Currently, researchers are also highly reliant on cell lines to conduct pooled screenings. Doubts have been cast on the ability of cell line studies to correlation with actual human diseases especially involving functional genomics as cultures maintained for prolonged durations accumulate point mutations, acquire epigenetic modifications, and also develop chromosomal aberrations (Rebuzzini et al., 2015). The ideal scenario would be to conduct CRISPR screens on primary cells isolated from human tissues/samples while in low passage culture (Hulton et al., 2020). Optimum growth media should also be selected for maintenance of native cellular physiology as it has been known that cells grown on different media tended to display varying gene expression patterns.
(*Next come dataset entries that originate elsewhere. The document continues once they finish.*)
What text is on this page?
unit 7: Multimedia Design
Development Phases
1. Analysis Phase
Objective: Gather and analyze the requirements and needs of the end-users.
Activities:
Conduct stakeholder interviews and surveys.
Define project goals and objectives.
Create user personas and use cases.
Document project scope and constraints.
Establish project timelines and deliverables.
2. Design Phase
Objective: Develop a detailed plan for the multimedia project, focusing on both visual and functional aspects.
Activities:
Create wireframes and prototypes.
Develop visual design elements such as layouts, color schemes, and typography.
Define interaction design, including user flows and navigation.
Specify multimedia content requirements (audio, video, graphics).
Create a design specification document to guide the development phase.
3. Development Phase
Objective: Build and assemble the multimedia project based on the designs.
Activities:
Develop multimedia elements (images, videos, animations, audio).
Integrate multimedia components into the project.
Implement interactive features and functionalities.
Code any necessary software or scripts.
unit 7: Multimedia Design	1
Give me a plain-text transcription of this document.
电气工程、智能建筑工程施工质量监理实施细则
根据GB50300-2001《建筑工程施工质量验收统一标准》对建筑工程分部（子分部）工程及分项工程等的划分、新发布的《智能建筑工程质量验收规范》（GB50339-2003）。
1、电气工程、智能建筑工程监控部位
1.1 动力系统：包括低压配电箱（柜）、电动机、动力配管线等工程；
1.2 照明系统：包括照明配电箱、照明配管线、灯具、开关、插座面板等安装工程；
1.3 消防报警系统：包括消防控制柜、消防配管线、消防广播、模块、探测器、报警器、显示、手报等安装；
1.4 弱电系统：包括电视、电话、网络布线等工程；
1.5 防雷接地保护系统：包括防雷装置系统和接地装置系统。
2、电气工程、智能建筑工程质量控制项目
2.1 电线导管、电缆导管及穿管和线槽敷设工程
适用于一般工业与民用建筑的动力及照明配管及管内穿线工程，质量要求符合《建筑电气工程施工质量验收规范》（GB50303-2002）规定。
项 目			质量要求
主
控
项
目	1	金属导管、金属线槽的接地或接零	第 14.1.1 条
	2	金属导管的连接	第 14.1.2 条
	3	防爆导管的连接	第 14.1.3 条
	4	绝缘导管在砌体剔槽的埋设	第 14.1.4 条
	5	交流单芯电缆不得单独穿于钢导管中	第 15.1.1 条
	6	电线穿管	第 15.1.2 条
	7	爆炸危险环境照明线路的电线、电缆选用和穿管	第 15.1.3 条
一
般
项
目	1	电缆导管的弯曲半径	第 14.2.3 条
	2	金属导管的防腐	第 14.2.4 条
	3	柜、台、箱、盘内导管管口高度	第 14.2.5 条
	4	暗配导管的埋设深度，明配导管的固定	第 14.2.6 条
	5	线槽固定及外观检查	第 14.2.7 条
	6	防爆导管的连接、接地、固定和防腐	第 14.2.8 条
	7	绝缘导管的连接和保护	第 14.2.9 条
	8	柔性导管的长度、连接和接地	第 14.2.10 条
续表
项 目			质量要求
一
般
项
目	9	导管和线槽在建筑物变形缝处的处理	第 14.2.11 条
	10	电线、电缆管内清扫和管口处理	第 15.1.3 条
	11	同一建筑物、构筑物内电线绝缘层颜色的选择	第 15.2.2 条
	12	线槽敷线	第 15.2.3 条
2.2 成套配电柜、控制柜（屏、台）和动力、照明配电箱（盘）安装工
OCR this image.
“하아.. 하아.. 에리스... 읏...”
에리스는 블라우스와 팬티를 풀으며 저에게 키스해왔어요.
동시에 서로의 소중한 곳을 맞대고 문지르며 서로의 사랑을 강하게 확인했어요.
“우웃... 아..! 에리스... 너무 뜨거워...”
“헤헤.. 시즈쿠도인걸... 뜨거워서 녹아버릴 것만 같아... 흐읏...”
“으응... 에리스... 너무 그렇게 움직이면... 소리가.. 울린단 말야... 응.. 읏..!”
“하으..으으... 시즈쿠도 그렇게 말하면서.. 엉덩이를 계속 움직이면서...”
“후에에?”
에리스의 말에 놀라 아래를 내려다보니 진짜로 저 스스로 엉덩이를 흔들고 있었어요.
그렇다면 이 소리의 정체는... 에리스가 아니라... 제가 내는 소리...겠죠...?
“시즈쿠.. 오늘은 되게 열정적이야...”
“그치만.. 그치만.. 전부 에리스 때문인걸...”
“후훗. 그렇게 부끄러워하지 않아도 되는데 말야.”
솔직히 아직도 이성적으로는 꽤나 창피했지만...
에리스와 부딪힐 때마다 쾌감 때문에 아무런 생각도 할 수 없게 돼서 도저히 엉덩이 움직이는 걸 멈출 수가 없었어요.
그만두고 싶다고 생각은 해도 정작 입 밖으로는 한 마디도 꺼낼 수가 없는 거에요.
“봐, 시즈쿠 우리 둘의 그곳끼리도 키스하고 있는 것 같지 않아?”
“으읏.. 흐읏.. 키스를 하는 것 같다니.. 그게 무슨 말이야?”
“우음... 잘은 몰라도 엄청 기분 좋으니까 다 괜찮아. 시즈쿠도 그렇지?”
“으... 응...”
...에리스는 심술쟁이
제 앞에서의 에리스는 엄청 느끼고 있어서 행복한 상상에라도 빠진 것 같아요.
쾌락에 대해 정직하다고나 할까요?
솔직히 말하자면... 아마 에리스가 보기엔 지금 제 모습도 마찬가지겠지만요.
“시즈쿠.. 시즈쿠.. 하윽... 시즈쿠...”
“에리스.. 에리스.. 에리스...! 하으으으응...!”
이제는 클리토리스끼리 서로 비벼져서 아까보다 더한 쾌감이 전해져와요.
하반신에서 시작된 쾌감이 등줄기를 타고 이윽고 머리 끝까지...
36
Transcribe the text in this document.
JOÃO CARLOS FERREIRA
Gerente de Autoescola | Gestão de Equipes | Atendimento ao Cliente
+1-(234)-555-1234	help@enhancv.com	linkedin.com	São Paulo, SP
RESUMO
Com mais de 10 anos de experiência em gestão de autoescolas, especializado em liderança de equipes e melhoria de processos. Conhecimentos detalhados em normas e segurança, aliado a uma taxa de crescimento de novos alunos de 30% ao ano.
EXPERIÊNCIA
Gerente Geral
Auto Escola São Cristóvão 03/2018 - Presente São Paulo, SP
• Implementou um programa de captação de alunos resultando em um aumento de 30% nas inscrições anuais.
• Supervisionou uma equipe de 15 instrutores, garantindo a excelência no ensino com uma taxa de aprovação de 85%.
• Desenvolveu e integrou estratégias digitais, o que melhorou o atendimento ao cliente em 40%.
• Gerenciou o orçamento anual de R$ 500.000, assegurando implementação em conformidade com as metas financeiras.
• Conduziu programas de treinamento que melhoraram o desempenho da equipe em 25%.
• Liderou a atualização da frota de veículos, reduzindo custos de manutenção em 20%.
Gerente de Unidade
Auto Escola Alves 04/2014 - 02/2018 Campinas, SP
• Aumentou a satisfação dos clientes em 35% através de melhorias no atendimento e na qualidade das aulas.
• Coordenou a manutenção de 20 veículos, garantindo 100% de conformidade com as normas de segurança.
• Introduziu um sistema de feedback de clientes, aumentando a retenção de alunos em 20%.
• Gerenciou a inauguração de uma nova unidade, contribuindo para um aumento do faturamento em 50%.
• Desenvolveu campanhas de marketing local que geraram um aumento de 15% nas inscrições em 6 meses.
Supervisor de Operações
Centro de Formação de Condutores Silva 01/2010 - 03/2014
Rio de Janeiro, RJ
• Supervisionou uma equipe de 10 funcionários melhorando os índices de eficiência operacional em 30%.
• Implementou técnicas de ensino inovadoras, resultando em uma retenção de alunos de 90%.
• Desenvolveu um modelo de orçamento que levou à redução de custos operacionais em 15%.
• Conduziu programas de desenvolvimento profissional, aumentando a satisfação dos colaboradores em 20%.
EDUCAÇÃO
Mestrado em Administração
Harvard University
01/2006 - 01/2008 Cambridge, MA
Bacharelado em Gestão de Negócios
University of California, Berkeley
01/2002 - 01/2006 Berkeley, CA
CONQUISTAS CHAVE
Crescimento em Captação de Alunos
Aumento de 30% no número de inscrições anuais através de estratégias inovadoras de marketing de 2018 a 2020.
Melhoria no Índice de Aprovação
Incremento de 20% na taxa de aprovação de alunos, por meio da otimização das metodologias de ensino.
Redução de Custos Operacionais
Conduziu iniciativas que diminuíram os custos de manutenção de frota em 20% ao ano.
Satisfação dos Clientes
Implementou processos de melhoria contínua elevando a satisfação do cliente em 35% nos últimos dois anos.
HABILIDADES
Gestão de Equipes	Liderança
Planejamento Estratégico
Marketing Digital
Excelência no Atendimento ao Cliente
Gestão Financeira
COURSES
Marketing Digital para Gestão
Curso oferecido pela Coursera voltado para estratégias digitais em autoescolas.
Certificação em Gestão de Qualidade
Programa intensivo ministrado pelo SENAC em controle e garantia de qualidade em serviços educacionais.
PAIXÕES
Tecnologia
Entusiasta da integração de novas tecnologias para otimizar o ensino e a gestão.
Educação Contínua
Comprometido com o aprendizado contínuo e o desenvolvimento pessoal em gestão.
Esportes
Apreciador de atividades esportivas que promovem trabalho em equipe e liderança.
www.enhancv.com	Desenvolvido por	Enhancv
Adequately addressing the abovementioned issues will greatly enhance the utility of CRISPR and broaden applications to other emerging areas. Moreover, confounding results occurring from off-targets, false positives, false negatives, and failure of phenotype development could be further prevented to make CRISPR a more robust system in the interrogation of functional genomics. Additionally, it is to be noted that regardless of the hematological malignancies, the potential applications of the CRISPR on gene expression studies remain the same.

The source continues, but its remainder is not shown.